Any injury relating to the neck will often cause increased dizziness. The physical force of whiplash can lead to a state of unconsciousness or a feeling of being ‘out of it’. This can also lead to an increased sense of tiredness.
Headaches are often an immediate symptom of whiplash due to the often powerful nature of the collision and how it may shake the head in an unusual fashion. Though headaches usually dissipate after time, they may lead to blurred vision in more serious cases.
Whiplash also impacts on other parts of the body. Pain in the shoulders and lower back is a common symptom of acute whiplash. Whiplash can also cause difficulties in swallowing, memory loss, poor concentration, irritability and tinnitus. There are also a variety of psychological factors that could arise. These include social isolation and increased anger issues.
Delayed Whiplash Symptoms
In some cases, whiplash injuries do not appear immediately. Inflammation around the neck area may take up to three days to appear, while aching could present itself over a month later. Discomfort and tightness in the neck, pain in the arms and legs, pins and needles, mouth pain and difficulty eating are among the common delayed whiplash symptoms.
What to Do
Whiplash will usually get better without extra treatment due to the fact that it is a self-limiting condition. Gentle neck exercises are now thought to be more beneficial for the injury than using a neck brace. Painkillers can be used to ease any discomfort in the short term, though those suffering from chronic whiplash are advised to visit a chiropractor or physiotherapist for treatment. You can receive compensation for any financial losses or hardship that arose as a result of a whiplash injury by making personal injury claims.
Causes of Whiplash
The most common cause of whiplash is car accidents. The injury usually occurs following rear-end collisions, even those at low speeds. These conditions cause the neck to be violently thrown back and forth due to the acceleration of the vehicle after it has been hit. Both drivers and passengers can make a personal injury claim if another party caused the accident.
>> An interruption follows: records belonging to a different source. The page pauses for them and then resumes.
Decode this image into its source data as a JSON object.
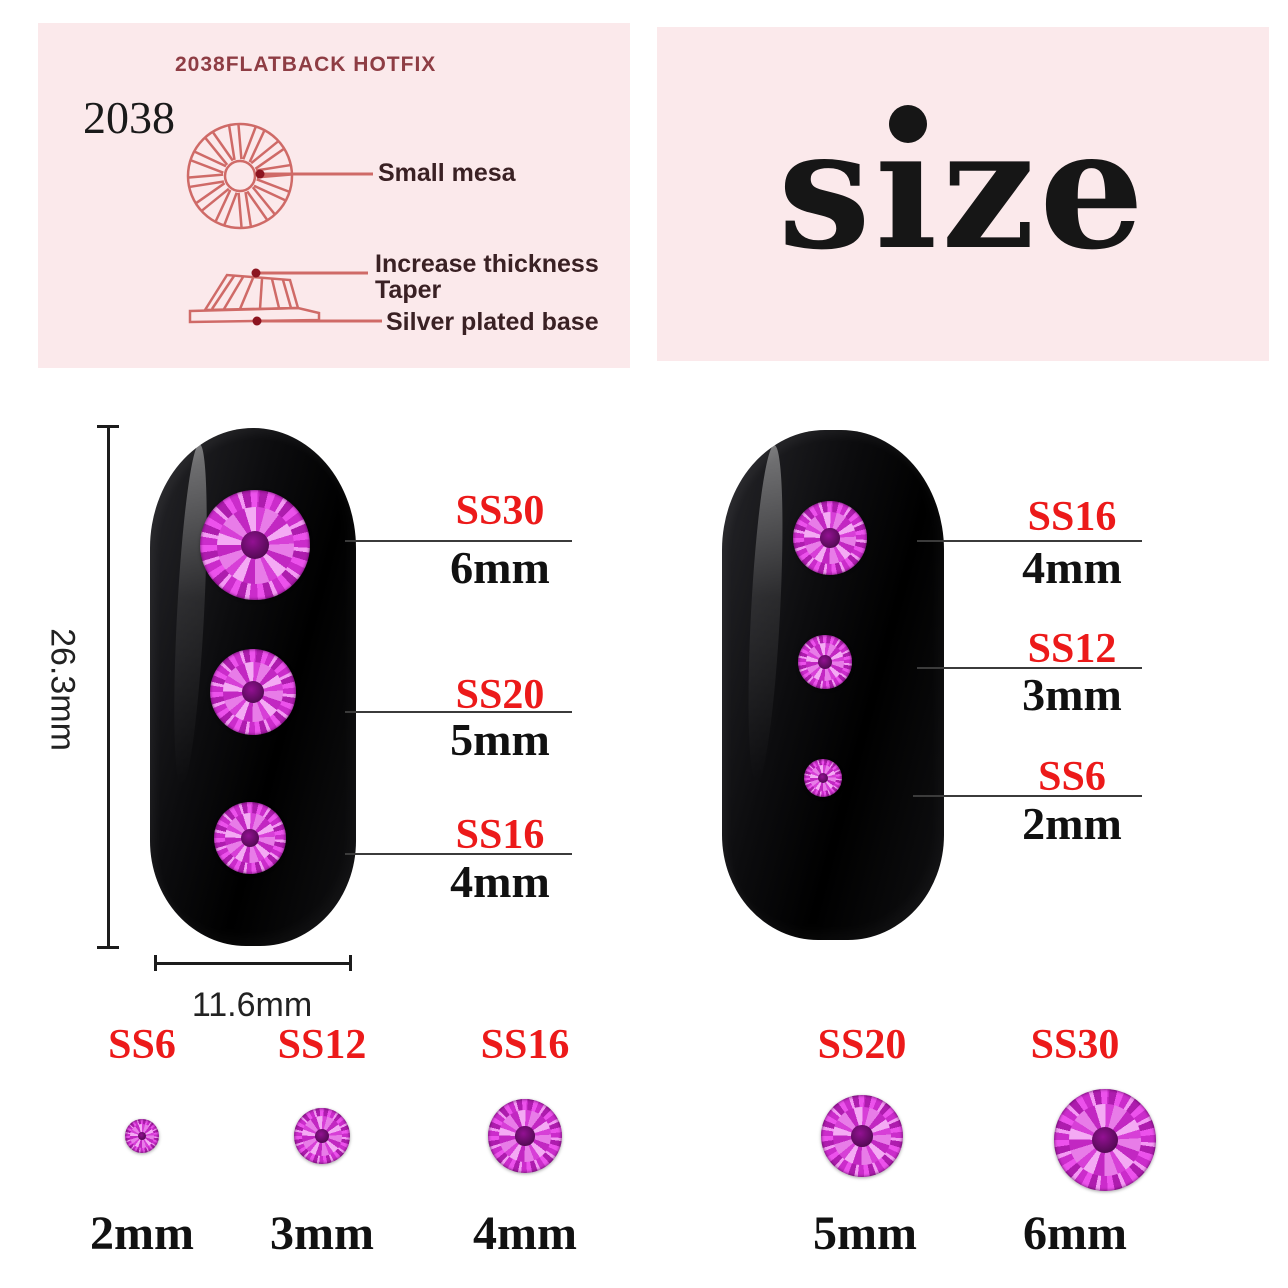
{
  "spec_panel": {
    "header": "2038FLATBACK HOTFIX",
    "model_number": "2038",
    "top_view_label": "Small mesa",
    "side_view_labels": [
      "Increase thickness",
      "Taper",
      "Silver plated base"
    ]
  },
  "size_panel": {
    "word_start": "s",
    "word_i": "ı",
    "word_end": "ze"
  },
  "measurements": {
    "nail_height": "26.3mm",
    "nail_width": "11.6mm"
  },
  "left_nail_callouts": [
    {
      "ss": "SS30",
      "mm": "6mm"
    },
    {
      "ss": "SS20",
      "mm": "5mm"
    },
    {
      "ss": "SS16",
      "mm": "4mm"
    }
  ],
  "right_nail_callouts": [
    {
      "ss": "SS16",
      "mm": "4mm"
    },
    {
      "ss": "SS12",
      "mm": "3mm"
    },
    {
      "ss": "SS6",
      "mm": "2mm"
    }
  ],
  "size_chart": {
    "items": [
      {
        "ss": "SS6",
        "mm": "2mm",
        "diameter_mm": 2
      },
      {
        "ss": "SS12",
        "mm": "3mm",
        "diameter_mm": 3
      },
      {
        "ss": "SS16",
        "mm": "4mm",
        "diameter_mm": 4
      },
      {
        "ss": "SS20",
        "mm": "5mm",
        "diameter_mm": 5
      },
      {
        "ss": "SS30",
        "mm": "6mm",
        "diameter_mm": 6
      }
    ]
  },
  "colors": {
    "panel_pink": "#fbe9eb",
    "header_maroon": "#8e3d44",
    "diagram_stroke": "#cf6a67",
    "accent_red": "#ec1a1a",
    "gem_magenta": "#cb2ccb",
    "callout_line": "#3b3b3b"
  }
}
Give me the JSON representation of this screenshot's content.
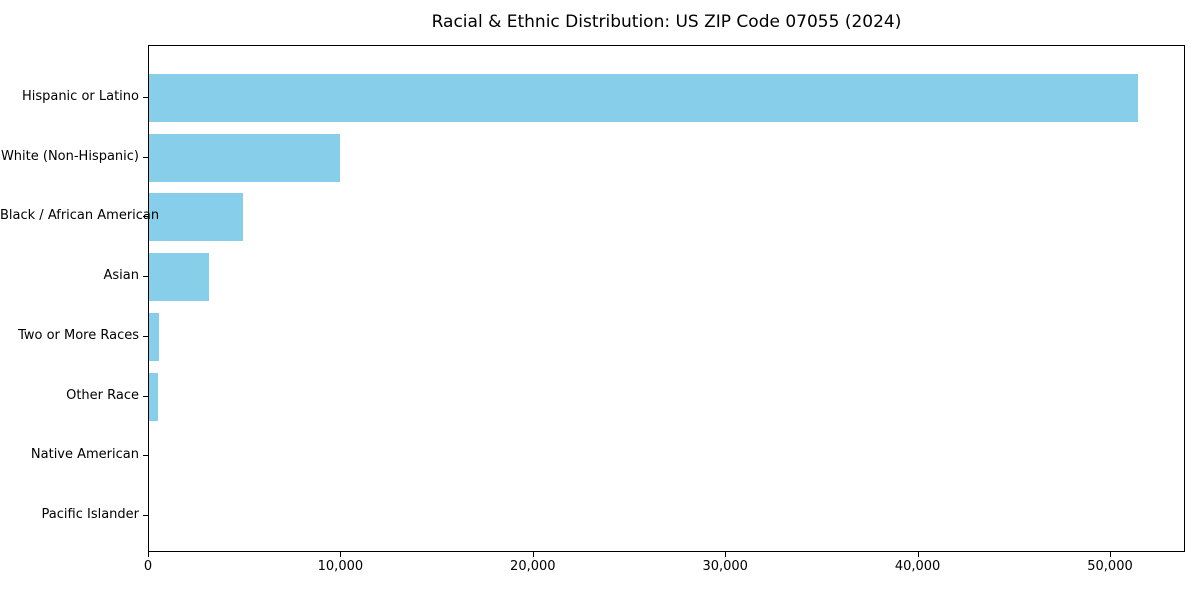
{
  "figure": {
    "background_color": "#ffffff",
    "axis_color": "#000000",
    "text_color": "#000000"
  },
  "chart_data": {
    "type": "bar",
    "orientation": "horizontal",
    "title": "Racial & Ethnic Distribution: US ZIP Code 07055 (2024)",
    "xlabel": "",
    "ylabel": "",
    "categories": [
      "Hispanic or Latino",
      "White (Non-Hispanic)",
      "Black / African American",
      "Asian",
      "Two or More Races",
      "Other Race",
      "Native American",
      "Pacific Islander"
    ],
    "values": [
      51400,
      9900,
      4900,
      3100,
      540,
      450,
      0,
      0
    ],
    "bar_color": "#87CEEB",
    "xlim": [
      0,
      53900
    ],
    "xticks": [
      0,
      10000,
      20000,
      30000,
      40000,
      50000
    ],
    "xtick_labels": [
      "0",
      "10,000",
      "20,000",
      "30,000",
      "40,000",
      "50,000"
    ],
    "grid": false,
    "legend_position": "none"
  }
}
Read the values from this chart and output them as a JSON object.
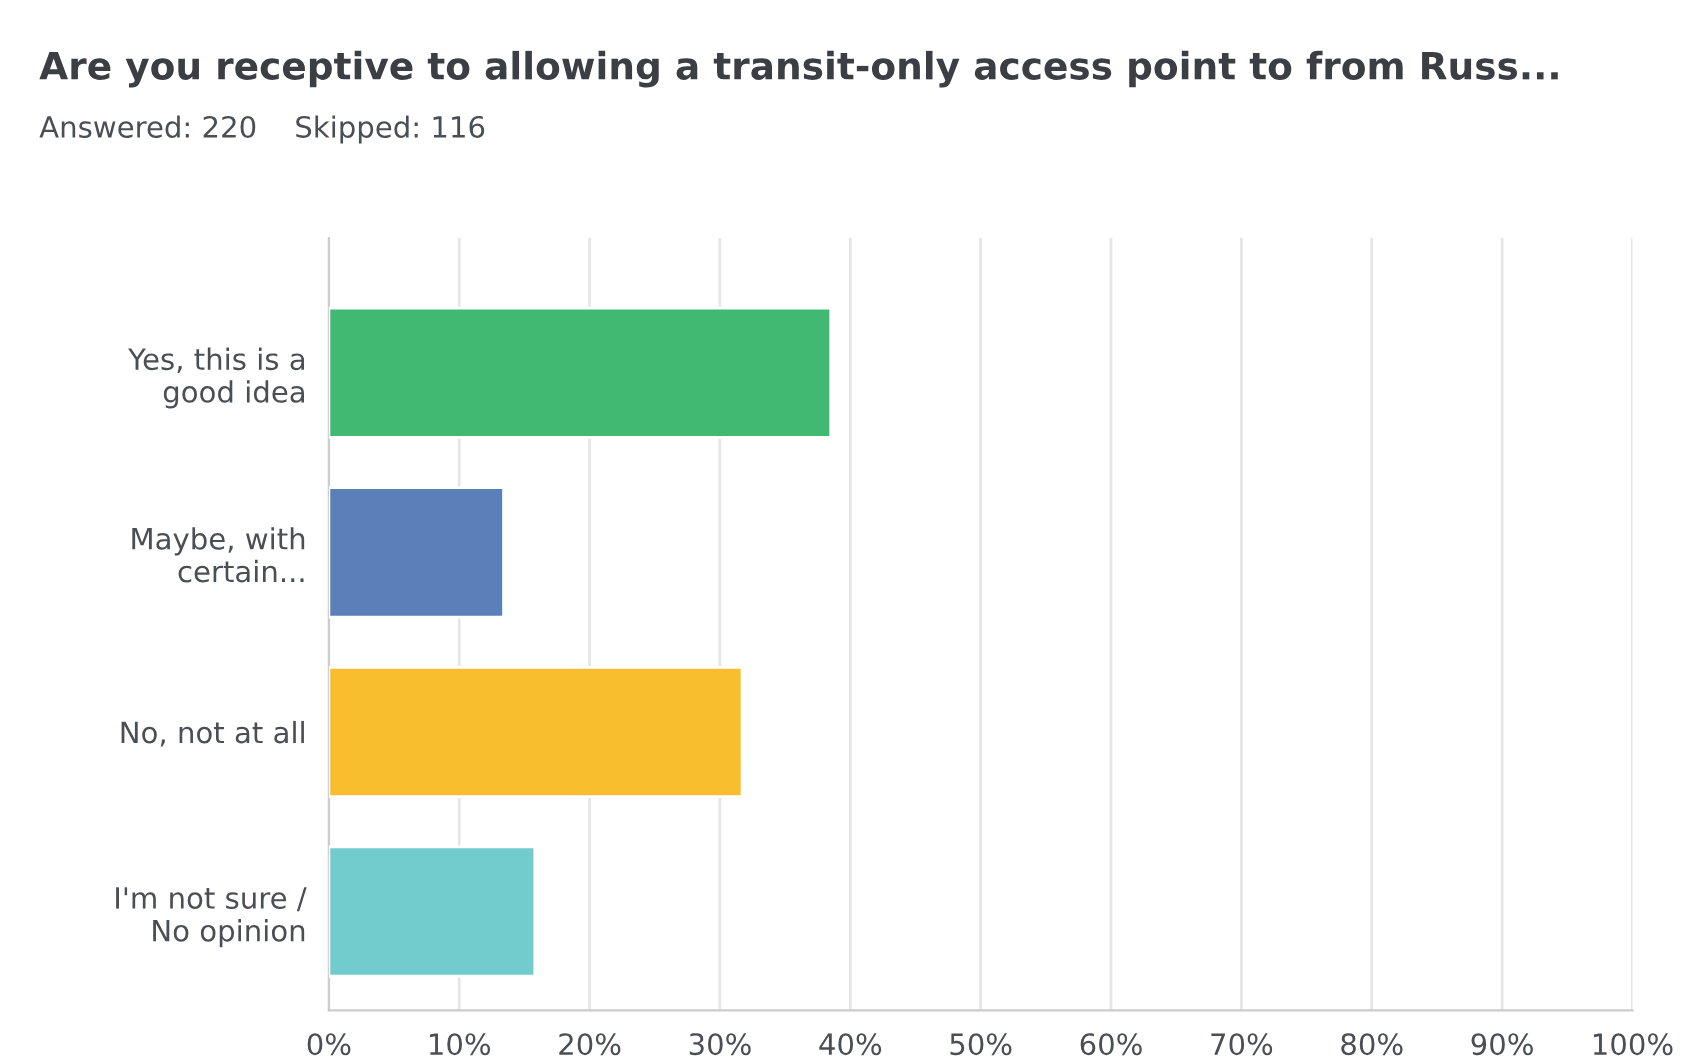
{
  "chart_data": {
    "type": "bar",
    "orientation": "horizontal",
    "title": "Are you receptive to allowing a transit-only access point to from Russ...",
    "subtitle": "Answered: 220    Skipped: 116",
    "categories": [
      "Yes, this is a\ngood idea",
      "Maybe, with\ncertain...",
      "No, not at all",
      "I'm not sure /\nNo opinion"
    ],
    "values": [
      38.5,
      13.4,
      31.7,
      15.8
    ],
    "colors": [
      "#41b972",
      "#5b7fb8",
      "#f8be2e",
      "#72cbcd"
    ],
    "xlim": [
      0,
      100
    ],
    "xticks": [
      {
        "value": 0,
        "label": "0%"
      },
      {
        "value": 10,
        "label": "10%"
      },
      {
        "value": 20,
        "label": "20%"
      },
      {
        "value": 30,
        "label": "30%"
      },
      {
        "value": 40,
        "label": "40%"
      },
      {
        "value": 50,
        "label": "50%"
      },
      {
        "value": 60,
        "label": "60%"
      },
      {
        "value": 70,
        "label": "70%"
      },
      {
        "value": 80,
        "label": "80%"
      },
      {
        "value": 90,
        "label": "90%"
      },
      {
        "value": 100,
        "label": "100%"
      }
    ],
    "grid": "x"
  }
}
Suffering whiplash at work is a possibility if appropriate health and safety precautions have failed to be put in place during certain tasks. Unfortunate accidents could also occur due to the negligence of a fellow colleague or superior.
Players taking part in contact sports such as football, rugby and boxing can often sustain whiplash due to the frequent nature of collisions. You can make a personal injury claim if an organisation or individual is found to be at fault.